Conroy had first arrived in the White House under the "Last Republican," President Carnathon Pine (despite his age some say literally, others figuratively), shortly after his accession to the Presidency in 2001, and lasted until the end of the Period. By pure chance, her old computer fell intact into the hands of the Constitutionalist forces during the conquest of New Washington. Fortunately for us, a technician of the Movement for the Restoration of Constitutional Democracy figured out how to work it. Conroy's notes, incomplete as they are, have provided the only 'inside look' available to historians of the period. Following the lead of American Republican Religious Rightists in government ever since the then-famous "White House Tapes" incident which forced the resignation of President Richard Nixon in 1973, all of the official written and computer records of the whole Fascist Period located in New Washington were destroyed by the Fascists in the frantic weeks just before the city fell.
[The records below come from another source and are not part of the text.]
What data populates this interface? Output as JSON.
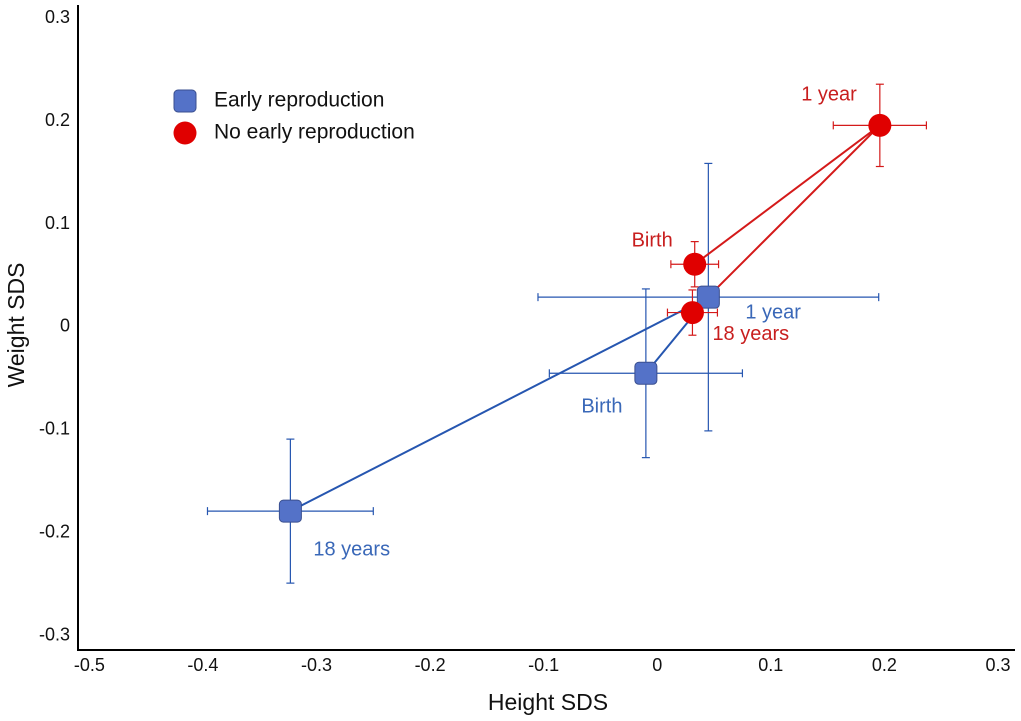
{
  "chart_data": {
    "type": "scatter",
    "x_label": "Height SDS",
    "y_label": "Weight SDS",
    "xlim": [
      -0.51,
      0.315
    ],
    "ylim": [
      -0.314,
      0.313
    ],
    "xticks": [
      -0.5,
      -0.4,
      -0.3,
      -0.2,
      -0.1,
      0,
      0.1,
      0.2,
      0.3
    ],
    "yticks": [
      0.3,
      0.2,
      0.1,
      0,
      -0.1,
      -0.2,
      -0.3
    ],
    "grid": false,
    "legend": "upper left",
    "series": [
      {
        "name": "Early reproduction",
        "marker": "square",
        "color": "#5472c8",
        "line_color": "#2656b0",
        "label_color": "#3a68b8",
        "labels": [
          "Birth",
          "1 year",
          "18 years"
        ],
        "x": [
          -0.01,
          0.045,
          -0.323
        ],
        "values": [
          -0.045,
          0.029,
          -0.179
        ],
        "xerr": [
          0.085,
          0.15,
          0.073
        ],
        "yerr": [
          0.082,
          0.13,
          0.07
        ]
      },
      {
        "name": "No early reproduction",
        "marker": "circle",
        "color": "#e00000",
        "line_color": "#d41a1a",
        "label_color": "#c81e1e",
        "labels": [
          "Birth",
          "1 year",
          "18 years"
        ],
        "x": [
          0.033,
          0.196,
          0.031
        ],
        "values": [
          0.061,
          0.196,
          0.014
        ],
        "xerr": [
          0.021,
          0.041,
          0.022
        ],
        "yerr": [
          0.022,
          0.04,
          0.022
        ]
      }
    ]
  }
}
Conroy was Isolated for five years following the end of the Second Civil War. After her release she married a retired Constitutionalist press officer and is still alive as of this writing. As readers will be aware, since the written record is so sparse, any writings of former Fascists, whether private or public, are by law in the public domain and so permission to reproduce is not required.
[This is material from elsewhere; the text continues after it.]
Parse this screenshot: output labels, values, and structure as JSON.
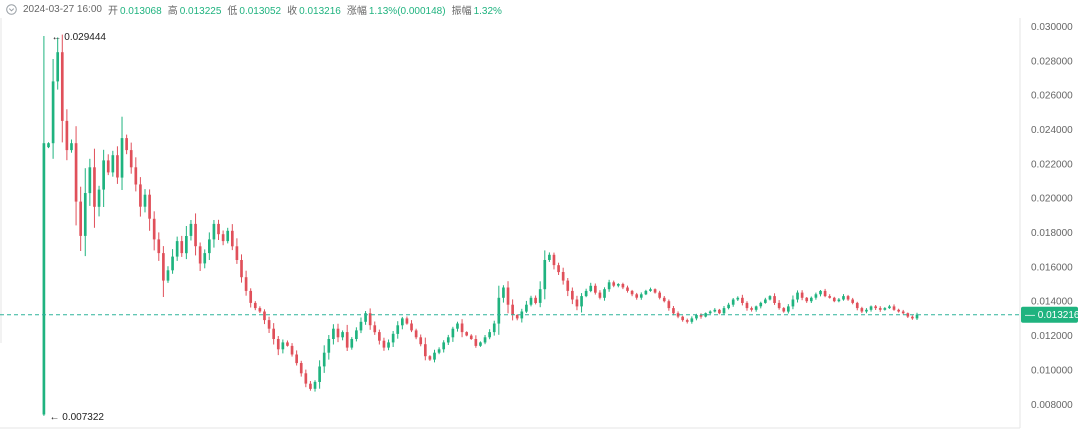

" Parthenon "Pudge" Pomeroy, the owner of a gasoline station in northern New Jersey, was an archetypal supporter and beneficiary of American Fascism. Accounting for his strange given name were the facts that his parents had been traveling in Greece the summer he was conceived and liked alliteration. His childhood nickname had been considered to parsimoniously describe his appearance. People viewing at the same time adult and childhood photographs of him often remarked how much like 'himself' he looked at an early age. Well overage during the Second Civil War but forced to work for the Army of the successor to the United States, the New American Republics, as a human pack animal (ironically for a man in his business, petroleum no longer being available for the mere transportation of supplies), he was killed during the Battle for the Liberation of New York in 2022. A diary kept by him from the year 2003, when he took over the family gasoline station from his father at the age 38, was found on his person. He had no known survivors.